Das ist weit weg vom neutralen Niveau von 50 Punkten (grüne Linie). Prinzipiell ergibt das Sinn, denn die Inflationsrate ist ebenfalls stets positiv, die Preise steigen also praktisch ständig, Preisrückgänge sind die absolute Ausnahme.
Insofern sind Durchschnittswerte über 50 Punkte also gerechtfertigt. Auffällig ist jedoch das hohe Niveau von mehr als 60 Punkten. Zum Vergleich: Der Durchschnittswert des Industrie-PMIs seit 1997 liegt bei 52,5 Punkten, der des Service-PMIs bei 54,7 Punkten.
Werte von 60 Punkten würden bei den PMis, aber auch bei etlichen Teilindizes exorbitante Änderungen ausweisen – bei den Preisen sind sie aber normal! Aber müsste dann nicht die Inflation viel höher liegen, wenn permanent derart hohe Werte (die vermeintlich Preisanstiege sind) ausgewiesen werden?
Oder andersherum: Müssten nicht reihenweise Firmen pleitegehen, wenn sie permanent Preisanstiegen ausgesetzt sind, die sie offensichtlich nicht angemessen weitergeben können?
Wie es zu (scheinbaren) Unterschieden kommt
Zweimal nein, denn hier kommt zum Tragen, dass die Angaben des Teilindex „Preise“ (und aller anderen Teilindizes sowie auch der PMIs selbst) die Anzahl der Unternehmen widerspiegeln, die Preiserhöhungen erfahren. Die überwiegende Mehrzahl davon werden kleine Firmen sein. Diese werden zwar größere Schwierigkeiten haben, die höheren Preise an ihre Kunden weiterzugeben, als Großkonzerne, aber letztlich sind auch sie dazu gezwungen.
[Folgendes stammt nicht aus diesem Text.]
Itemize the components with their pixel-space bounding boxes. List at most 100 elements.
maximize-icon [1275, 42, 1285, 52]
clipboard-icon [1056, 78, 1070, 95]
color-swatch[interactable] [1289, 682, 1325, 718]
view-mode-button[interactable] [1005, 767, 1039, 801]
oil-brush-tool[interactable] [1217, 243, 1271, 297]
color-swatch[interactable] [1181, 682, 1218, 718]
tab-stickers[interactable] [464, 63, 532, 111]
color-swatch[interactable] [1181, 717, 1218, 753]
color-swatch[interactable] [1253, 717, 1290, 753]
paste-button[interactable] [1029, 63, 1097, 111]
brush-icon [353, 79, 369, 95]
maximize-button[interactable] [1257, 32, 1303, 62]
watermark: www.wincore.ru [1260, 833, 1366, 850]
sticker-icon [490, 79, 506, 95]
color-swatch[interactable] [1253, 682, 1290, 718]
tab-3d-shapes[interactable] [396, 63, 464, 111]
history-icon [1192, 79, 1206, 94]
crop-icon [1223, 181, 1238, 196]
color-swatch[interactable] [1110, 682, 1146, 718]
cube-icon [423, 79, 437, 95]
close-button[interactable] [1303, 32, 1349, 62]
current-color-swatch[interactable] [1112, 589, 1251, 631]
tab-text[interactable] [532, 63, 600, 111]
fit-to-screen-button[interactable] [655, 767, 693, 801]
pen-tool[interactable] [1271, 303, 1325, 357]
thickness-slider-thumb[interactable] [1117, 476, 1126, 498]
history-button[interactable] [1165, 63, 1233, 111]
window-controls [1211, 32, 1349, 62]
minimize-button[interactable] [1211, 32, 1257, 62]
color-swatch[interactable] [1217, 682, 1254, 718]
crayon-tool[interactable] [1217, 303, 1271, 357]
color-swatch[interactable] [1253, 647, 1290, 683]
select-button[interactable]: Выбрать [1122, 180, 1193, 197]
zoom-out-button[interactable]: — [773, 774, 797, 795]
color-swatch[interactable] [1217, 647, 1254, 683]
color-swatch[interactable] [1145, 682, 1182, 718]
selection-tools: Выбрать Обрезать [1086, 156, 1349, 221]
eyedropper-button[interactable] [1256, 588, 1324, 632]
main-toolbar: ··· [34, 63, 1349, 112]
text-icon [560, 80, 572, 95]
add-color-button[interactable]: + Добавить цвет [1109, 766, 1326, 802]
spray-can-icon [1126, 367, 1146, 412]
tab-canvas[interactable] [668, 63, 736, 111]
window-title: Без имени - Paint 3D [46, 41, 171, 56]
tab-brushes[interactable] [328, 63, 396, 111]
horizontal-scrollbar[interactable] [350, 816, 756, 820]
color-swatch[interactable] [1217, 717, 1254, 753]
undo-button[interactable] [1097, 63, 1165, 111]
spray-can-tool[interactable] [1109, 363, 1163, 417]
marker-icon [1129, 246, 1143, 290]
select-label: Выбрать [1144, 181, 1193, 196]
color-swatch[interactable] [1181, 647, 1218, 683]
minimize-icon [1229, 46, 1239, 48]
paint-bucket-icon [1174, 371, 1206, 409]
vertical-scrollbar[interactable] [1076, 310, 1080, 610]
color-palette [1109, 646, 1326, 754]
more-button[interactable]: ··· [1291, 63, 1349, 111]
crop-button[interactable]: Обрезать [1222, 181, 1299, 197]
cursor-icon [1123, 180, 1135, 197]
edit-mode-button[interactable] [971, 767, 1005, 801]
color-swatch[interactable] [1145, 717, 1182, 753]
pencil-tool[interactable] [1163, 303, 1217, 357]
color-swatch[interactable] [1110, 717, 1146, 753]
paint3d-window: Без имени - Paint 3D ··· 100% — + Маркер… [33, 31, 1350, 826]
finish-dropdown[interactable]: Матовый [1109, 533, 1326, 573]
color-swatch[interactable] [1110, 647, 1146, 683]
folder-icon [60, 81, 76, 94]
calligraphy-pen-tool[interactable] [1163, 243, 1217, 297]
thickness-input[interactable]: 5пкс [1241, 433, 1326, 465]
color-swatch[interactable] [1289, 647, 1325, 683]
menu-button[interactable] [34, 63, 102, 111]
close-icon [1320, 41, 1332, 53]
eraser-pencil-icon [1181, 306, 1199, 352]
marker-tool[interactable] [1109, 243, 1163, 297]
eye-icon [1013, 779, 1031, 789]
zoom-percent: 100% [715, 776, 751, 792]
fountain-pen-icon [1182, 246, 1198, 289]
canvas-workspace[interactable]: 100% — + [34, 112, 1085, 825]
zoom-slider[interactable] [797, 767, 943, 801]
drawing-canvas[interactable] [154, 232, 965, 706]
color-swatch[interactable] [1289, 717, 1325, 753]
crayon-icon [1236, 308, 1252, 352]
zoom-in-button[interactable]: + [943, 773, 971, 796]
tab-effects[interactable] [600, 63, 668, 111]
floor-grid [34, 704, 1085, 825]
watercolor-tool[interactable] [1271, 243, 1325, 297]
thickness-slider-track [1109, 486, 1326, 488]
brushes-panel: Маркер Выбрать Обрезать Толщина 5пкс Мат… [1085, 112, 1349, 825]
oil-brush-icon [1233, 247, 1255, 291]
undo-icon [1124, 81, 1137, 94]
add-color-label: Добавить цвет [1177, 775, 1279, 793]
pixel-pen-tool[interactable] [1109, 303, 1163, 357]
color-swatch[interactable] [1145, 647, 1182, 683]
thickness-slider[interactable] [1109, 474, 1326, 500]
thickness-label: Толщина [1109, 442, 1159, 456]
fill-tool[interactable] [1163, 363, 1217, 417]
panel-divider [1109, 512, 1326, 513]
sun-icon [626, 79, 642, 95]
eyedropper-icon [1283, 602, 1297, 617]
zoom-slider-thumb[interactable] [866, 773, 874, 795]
Allerdings werden sich die Preiserhöhungen vieler kleinerer Firmen am Ende nicht 1 zu 1 in den Inflationsraten niederschlagen, weil dieser Effekt in der gesamten Wertschöpfungskette wieder geglättet wird – und zwar zum einen durch Produktivitätsgewinne (mit denen höhere Kosten kompensiert werden, sodass die höheren Preise gar nicht weitergegeben werden) und zum anderen durch die Berechnung der offiziellen Inflationsraten, die bestimmte Preise (z.B. für Wohnen und Energie) deutlich höher gewichtet als andere.
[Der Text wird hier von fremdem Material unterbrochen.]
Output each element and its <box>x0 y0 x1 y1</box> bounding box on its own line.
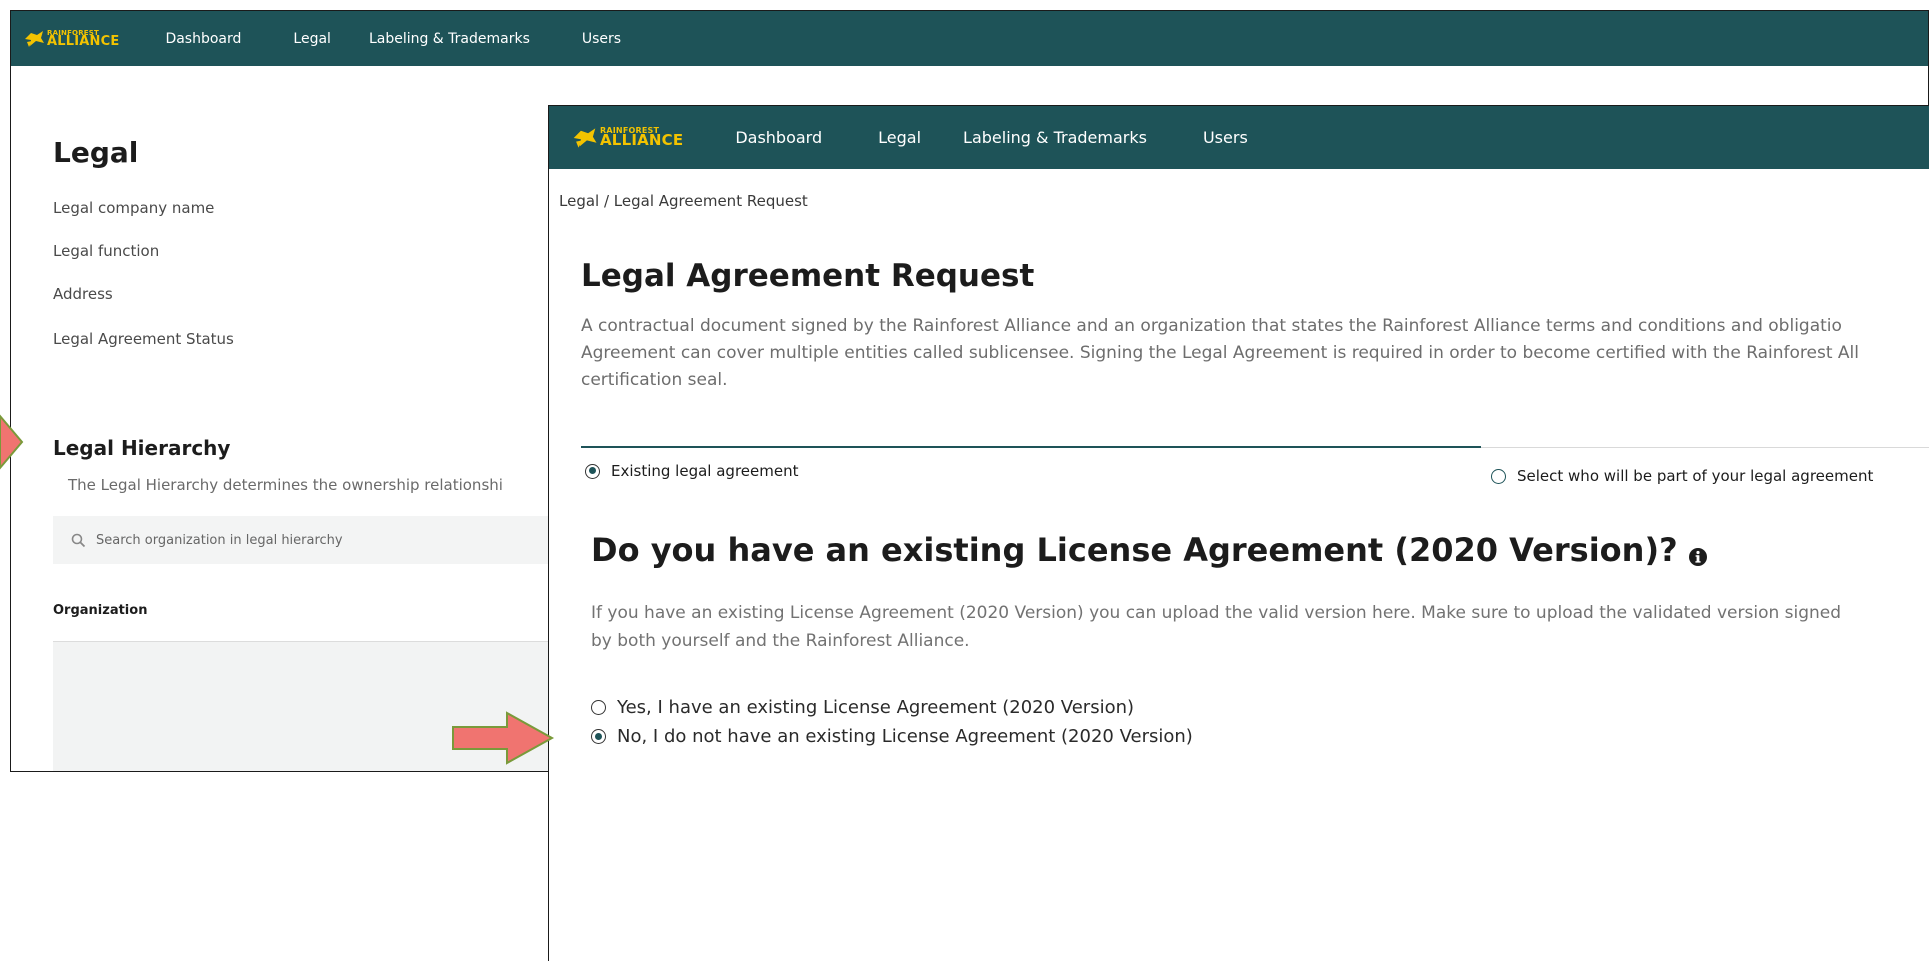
help-line: by both yourself and the Rainforest Alli… <box>591 631 970 651</box>
logo-text-line2: ALLIANCE <box>600 131 684 150</box>
field-address: Address <box>53 285 113 303</box>
field-legal-agreement-status: Legal Agreement Status <box>53 330 234 348</box>
tab-label: Existing legal agreement <box>611 462 799 480</box>
frog-logo-icon <box>573 127 597 148</box>
option-label: Yes, I have an existing License Agreemen… <box>617 697 1135 718</box>
nav-users[interactable]: Users <box>1203 128 1248 147</box>
tab-radio-selected[interactable] <box>585 463 600 479</box>
rainforest-alliance-logo[interactable]: RAINFOREST ALLIANCE <box>571 126 683 150</box>
tab-label: Select who will be part of your legal ag… <box>1517 467 1874 485</box>
page-title: Legal Agreement Request <box>581 258 1035 294</box>
tab-divider <box>1481 447 1929 448</box>
help-line: If you have an existing License Agreemen… <box>591 603 1842 623</box>
nav-dashboard[interactable]: Dashboard <box>165 31 241 47</box>
tab-existing-legal-agreement[interactable]: Existing legal agreement <box>585 462 798 480</box>
option-label: No, I do not have an existing License Ag… <box>617 726 1193 747</box>
nav-labeling-trademarks[interactable]: Labeling & Trademarks <box>963 128 1147 147</box>
rainforest-alliance-logo[interactable]: RAINFOREST ALLIANCE <box>23 29 119 49</box>
top-navbar: RAINFOREST ALLIANCE Dashboard Legal Labe… <box>11 11 1928 66</box>
field-legal-company-name: Legal company name <box>53 199 215 217</box>
legal-hierarchy-title: Legal Hierarchy <box>53 436 231 460</box>
info-icon[interactable] <box>1688 547 1708 567</box>
logo-text-line2: ALLIANCE <box>47 33 120 49</box>
legal-agreement-request-window: RAINFOREST ALLIANCE Dashboard Legal Labe… <box>548 105 1929 961</box>
radio-no-selected[interactable] <box>591 729 606 744</box>
radio-yes[interactable] <box>591 700 606 715</box>
nav-users[interactable]: Users <box>582 31 621 47</box>
question-text: Do you have an existing License Agreemen… <box>591 531 1678 569</box>
search-icon <box>71 533 86 548</box>
hierarchy-search-input[interactable]: Search organization in legal hierarchy <box>53 516 573 564</box>
description-line: A contractual document signed by the Rai… <box>581 316 1842 336</box>
question-help-text: If you have an existing License Agreemen… <box>591 599 1929 655</box>
search-placeholder: Search organization in legal hierarchy <box>96 532 343 548</box>
arrow-pointer-icon <box>0 414 24 470</box>
page-description: A contractual document signed by the Rai… <box>581 313 1929 394</box>
description-line: certification seal. <box>581 370 728 390</box>
frog-logo-icon <box>25 30 44 47</box>
breadcrumb[interactable]: Legal / Legal Agreement Request <box>559 192 808 210</box>
description-line: Agreement can cover multiple entities ca… <box>581 343 1860 363</box>
license-agreement-question: Do you have an existing License Agreemen… <box>591 531 1708 569</box>
active-tab-underline <box>581 446 1481 448</box>
column-header-organization: Organization <box>53 603 148 618</box>
nav-dashboard[interactable]: Dashboard <box>735 128 822 147</box>
tab-select-participants[interactable]: Select who will be part of your legal ag… <box>1491 467 1873 485</box>
field-legal-function: Legal function <box>53 242 160 260</box>
top-navbar: RAINFOREST ALLIANCE Dashboard Legal Labe… <box>549 106 1929 169</box>
tab-radio-unselected[interactable] <box>1491 468 1506 484</box>
page-title: Legal <box>53 136 139 169</box>
nav-legal[interactable]: Legal <box>293 31 331 47</box>
arrow-pointer-icon <box>452 711 555 765</box>
nav-labeling-trademarks[interactable]: Labeling & Trademarks <box>369 31 530 47</box>
legal-hierarchy-description: The Legal Hierarchy determines the owner… <box>68 476 503 494</box>
option-yes-existing-agreement[interactable]: Yes, I have an existing License Agreemen… <box>591 697 1134 718</box>
option-no-existing-agreement[interactable]: No, I do not have an existing License Ag… <box>591 726 1193 747</box>
nav-legal[interactable]: Legal <box>878 128 921 147</box>
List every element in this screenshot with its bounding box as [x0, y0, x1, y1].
Und so kann es also sein, dass die Firmen ihre Preise sehr wohl weitergeben, nur dass dies in der Inflationsrate „untergeht“. Schließlich wissen wir alle, dass einzelne Preise deutlich stärker steigen können als die offizielle Rate – jüngst z.B. Schokolade und andere Süßwaren, deren Ladenpreise sich vervielfacht haben:

Wichtige Regeln werden bestätigt
Der Teilindex „Preise“ bestätigt aber noch andere wichtige Erkenntnisse, z.B. die oben genannte, dass einzelne Datenpunkte wenig oder nichts aussagen. So lag der Wert im Januar bei 59 Punkten, was nach einem hohen Wert klingt. Und tatsächlich gibt es immer wieder Kommentare, die auf solche Werte verweisen und damit versuchen Inflationsrisiken zu beschwören.
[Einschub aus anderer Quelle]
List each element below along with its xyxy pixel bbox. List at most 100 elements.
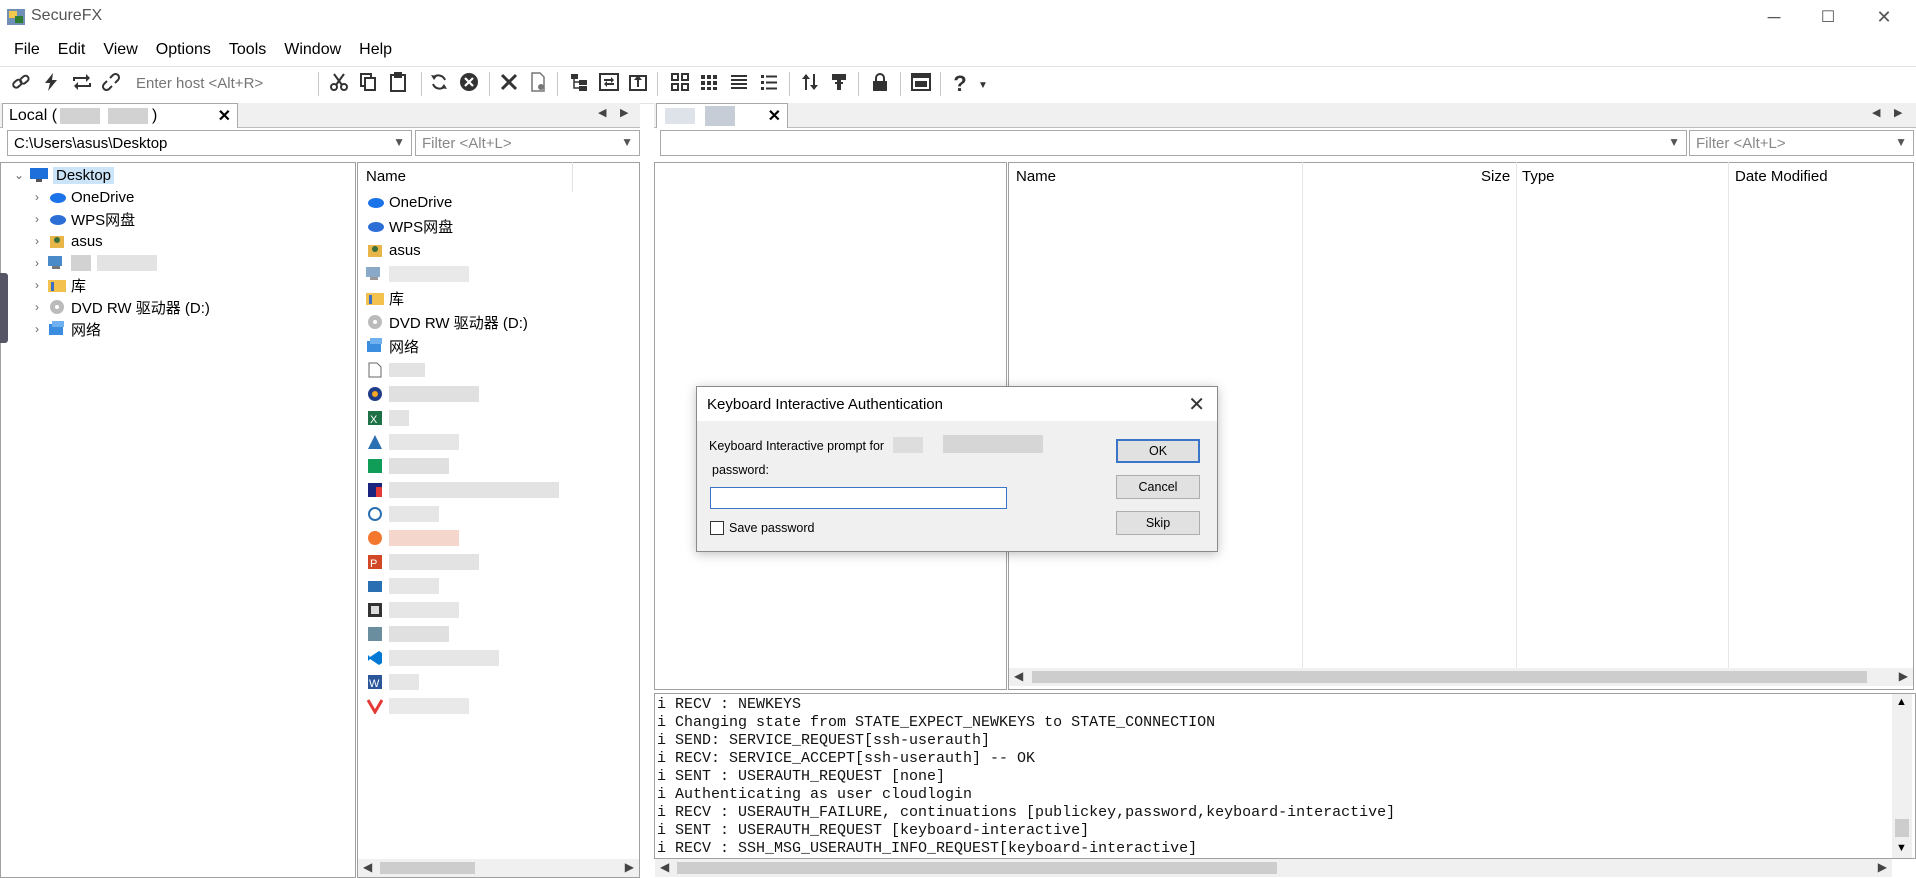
menu-view[interactable]: View — [94, 36, 146, 64]
lock-button[interactable] — [866, 70, 894, 98]
maximize-button[interactable]: ☐ — [1799, 0, 1857, 34]
scroll-up-icon[interactable]: ▲ — [1896, 696, 1907, 708]
dropdown-arrow-icon[interactable]: ▼ — [978, 80, 988, 91]
tab-scroll-left-icon[interactable]: ◀ — [1872, 106, 1880, 119]
tab-remote[interactable]: ✕ — [656, 103, 788, 128]
expand-icon[interactable]: › — [28, 234, 46, 248]
list-item[interactable] — [364, 647, 499, 669]
minimize-button[interactable]: ─ — [1745, 0, 1803, 34]
menu-tools[interactable]: Tools — [220, 36, 275, 64]
scroll-thumb[interactable] — [380, 862, 475, 874]
close-tab-icon[interactable]: ✕ — [768, 106, 781, 126]
list-item[interactable] — [364, 695, 469, 717]
list-item[interactable]: W — [364, 671, 419, 693]
menu-file[interactable]: File — [0, 36, 49, 64]
scroll-down-icon[interactable]: ▼ — [1896, 842, 1907, 854]
list-item[interactable]: OneDrive — [364, 191, 452, 213]
local-list-hscrollbar[interactable]: ◀ ▶ — [358, 859, 639, 877]
list-item[interactable] — [364, 623, 449, 645]
tab-scroll-left-icon[interactable]: ◀ — [598, 106, 606, 119]
copy-button[interactable] — [354, 70, 382, 98]
details-view-button[interactable] — [755, 70, 783, 98]
ok-button[interactable]: OK — [1116, 439, 1200, 463]
list-item[interactable]: asus — [364, 239, 421, 261]
save-password-checkbox[interactable] — [710, 521, 724, 535]
large-icons-view-button[interactable] — [666, 70, 694, 98]
close-window-button[interactable]: ✕ — [1855, 0, 1913, 34]
list-item[interactable] — [364, 575, 439, 597]
list-item[interactable] — [364, 503, 439, 525]
tab-scroll-right-icon[interactable]: ▶ — [620, 106, 628, 119]
list-item[interactable]: P — [364, 551, 479, 573]
list-item[interactable]: WPS网盘 — [364, 215, 453, 237]
password-input[interactable] — [710, 487, 1007, 509]
save-password-label[interactable]: Save password — [729, 521, 814, 535]
local-filter-combobox[interactable]: Filter <Alt+L> ▼ — [415, 130, 640, 156]
collapse-icon[interactable]: ⌄ — [10, 168, 28, 182]
menu-help[interactable]: Help — [350, 36, 401, 64]
log-hscrollbar[interactable]: ◀ ▶ — [655, 859, 1892, 877]
tree-item-computer[interactable]: › — [28, 252, 157, 274]
sync-button[interactable] — [595, 70, 623, 98]
tree-item-onedrive[interactable]: › OneDrive — [28, 186, 134, 208]
list-view-button[interactable] — [725, 70, 753, 98]
dialog-close-icon[interactable]: ✕ — [1188, 392, 1205, 417]
scroll-left-icon[interactable]: ◀ — [363, 860, 372, 874]
expand-icon[interactable]: › — [28, 190, 46, 204]
scroll-thumb[interactable] — [1032, 671, 1867, 683]
expand-icon[interactable]: › — [28, 300, 46, 314]
list-item[interactable] — [364, 479, 559, 501]
column-header-name[interactable]: Name — [366, 168, 406, 185]
local-path-combobox[interactable]: C:\Users\asus\Desktop ▼ — [7, 130, 412, 156]
expand-icon[interactable]: › — [28, 256, 46, 270]
menu-edit[interactable]: Edit — [49, 36, 95, 64]
remote-path-combobox[interactable]: ▼ — [660, 130, 1687, 156]
session-options-button[interactable] — [907, 70, 935, 98]
scroll-left-icon[interactable]: ◀ — [660, 860, 669, 874]
disconnect-button[interactable] — [97, 70, 125, 98]
list-item[interactable] — [364, 383, 479, 405]
host-input[interactable] — [130, 71, 327, 95]
tree-item-wps[interactable]: › WPS网盘 — [28, 208, 135, 230]
column-header-name[interactable]: Name — [1016, 168, 1056, 185]
upload-button[interactable] — [624, 70, 652, 98]
column-header-date-modified[interactable]: Date Modified — [1735, 168, 1828, 185]
small-icons-view-button[interactable] — [695, 70, 723, 98]
refresh-button[interactable] — [425, 70, 453, 98]
list-item[interactable] — [364, 431, 459, 453]
skip-button[interactable]: Skip — [1116, 511, 1200, 535]
list-item[interactable]: 库 — [364, 287, 404, 309]
list-item[interactable] — [364, 263, 469, 285]
paste-button[interactable] — [384, 70, 412, 98]
help-button[interactable]: ? — [946, 70, 974, 98]
tree-item-desktop[interactable]: ⌄ Desktop — [10, 164, 115, 186]
tree-item-dvd[interactable]: › DVD RW 驱动器 (D:) — [28, 296, 210, 318]
list-item[interactable]: DVD RW 驱动器 (D:) — [364, 311, 528, 333]
expand-icon[interactable]: › — [28, 212, 46, 226]
quick-connect-button[interactable] — [37, 70, 65, 98]
connect-button[interactable] — [7, 70, 35, 98]
scroll-left-icon[interactable]: ◀ — [1014, 669, 1023, 683]
properties-button[interactable] — [524, 70, 552, 98]
scroll-thumb[interactable] — [677, 862, 1277, 874]
stop-button[interactable] — [455, 70, 483, 98]
scroll-right-icon[interactable]: ▶ — [1878, 860, 1887, 874]
scroll-right-icon[interactable]: ▶ — [625, 860, 634, 874]
log-vscrollbar[interactable]: ▲ ▼ — [1892, 694, 1912, 858]
list-item[interactable] — [364, 599, 459, 621]
session-log[interactable]: i RECV : NEWKEYS i Changing state from S… — [654, 693, 1916, 859]
tree-item-network[interactable]: › 网络 — [28, 318, 101, 340]
tree-item-asus[interactable]: › asus — [28, 230, 103, 252]
cut-button[interactable] — [325, 70, 353, 98]
side-dock-handle[interactable] — [0, 273, 8, 343]
list-item[interactable]: X — [364, 407, 409, 429]
tree-view-button[interactable] — [565, 70, 593, 98]
scroll-thumb[interactable] — [1895, 819, 1909, 837]
expand-icon[interactable]: › — [28, 278, 46, 292]
scroll-right-icon[interactable]: ▶ — [1899, 669, 1908, 683]
list-item[interactable] — [364, 455, 449, 477]
column-header-type[interactable]: Type — [1522, 168, 1555, 185]
list-item[interactable] — [364, 359, 425, 381]
tab-local[interactable]: Local ( ) ✕ — [2, 103, 238, 128]
menu-window[interactable]: Window — [275, 36, 350, 64]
Doch wir wissen nun, dass ein Wert von 59 Punkten unterdurchschnittlich ist, also eher nicht zu einem Inflationsanstieg beitragen wird. Und was ist mit dem Februarwert von 70,5? Dieser ist klar überdurchschnittlich und zudem der höchste Wert seit Juli 2022:

Nun, nach der vorangegangenen Stagnation bzw. dem Rückgang der Preisänderungen in der Industrie erscheint dieser plötzliche Anstieg als Ausreißer, startet also nicht zwangsläufig einen neuen Trend. Es ist zwar möglich, dass nun die Zölle als Preisfaktor deutlicher durchschlagen, aber wir müssen abwarten, ob sich das in den kommenden Monaten bestätigt.
Sie sehen, es kann recht mühsam sein, Konjunkturindikatoren zu interpretieren. Im Idealfall überlassen wir das den Märkten, die darin sehr gut sind – zumindest, wenn man sie lässt und diese fundamentalen Effekte nicht von anderen Faktoren überlagert werden, wie aktuell durch den Iran-Krieg. Daher hat es wenig Sinn die jüngsten konkreten PMI-Werte zu analysieren.